Oleh: Sheren Mulyani Putri Herlambang
Sistem demokrasi yang menjadi konsesus bangsa Indonesia dalam penyelenggaraan negara kesatuan Republik Indonesia ini di abadikan dalam konstitusi sebagai dasar negara yang berbunyi ‘’Kedaulatan berada di tangan rakyat dan di laksanakan menurut UUD 1945 (pasal 1 ayat 2) ‘’Namun frasa dasar tersebut sekarang tidak lebih sebagai kalimat usang yang dapat di katakan gagal pemerintah laksanakan sebagai amanat reformasi.
Gejolak digaungkannya jeritan Indonesia darurat semakin masif disuarakan oleh beberapa kelompok masyarakat, mulai dari mahasiswa hingga pada organisasi kemasyarakatan.

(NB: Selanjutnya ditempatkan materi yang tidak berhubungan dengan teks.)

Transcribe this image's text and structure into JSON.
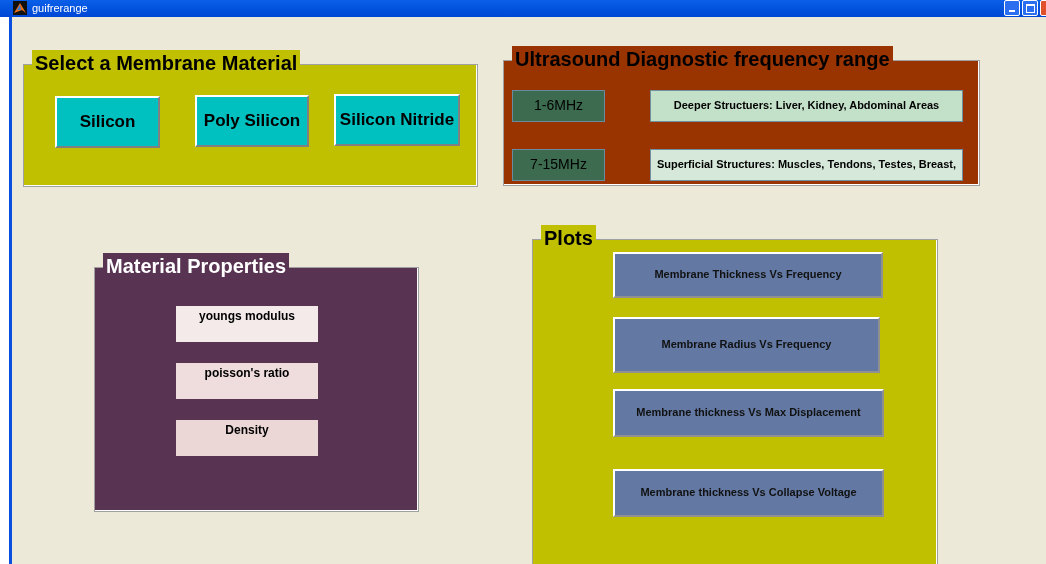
{
  "window": {
    "title": "guifrerange"
  },
  "material_panel": {
    "title": "Select a Membrane Material",
    "buttons": [
      "Silicon",
      "Poly Silicon",
      "Silicon Nitride"
    ]
  },
  "frequency_panel": {
    "title": "Ultrasound Diagnostic frequency range",
    "rows": [
      {
        "range": "1-6MHz",
        "description": "Deeper Structuers: Liver, Kidney, Abdominal Areas"
      },
      {
        "range": "7-15MHz",
        "description": "Superficial Structures: Muscles, Tendons, Testes, Breast,"
      }
    ]
  },
  "properties_panel": {
    "title": "Material Properties",
    "fields": [
      "youngs modulus",
      "poisson's ratio",
      "Density"
    ]
  },
  "plots_panel": {
    "title": "Plots",
    "buttons": [
      "Membrane Thickness Vs Frequency",
      "Membrane Radius Vs Frequency",
      "Membrane thickness Vs Max Displacement",
      "Membrane thickness Vs Collapse Voltage"
    ]
  }
}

Kegelisahan melalui proses tersebut muncul bukanlah tanpa sebab, potret negara yang katanya menjunjung tinggi prinsip-prinsip demokrasi, dewasa ini patutlah dipertanyakan secara mendalam. Ragam kebijakan yang ditetapkan oleh pemerintah, baik itu eksekutif maupun legislatif acapkali dinilai tidaklah berpihak pada kepentingan masyarakat sebagai pemegang kedaulatan tertinggi di republik ini.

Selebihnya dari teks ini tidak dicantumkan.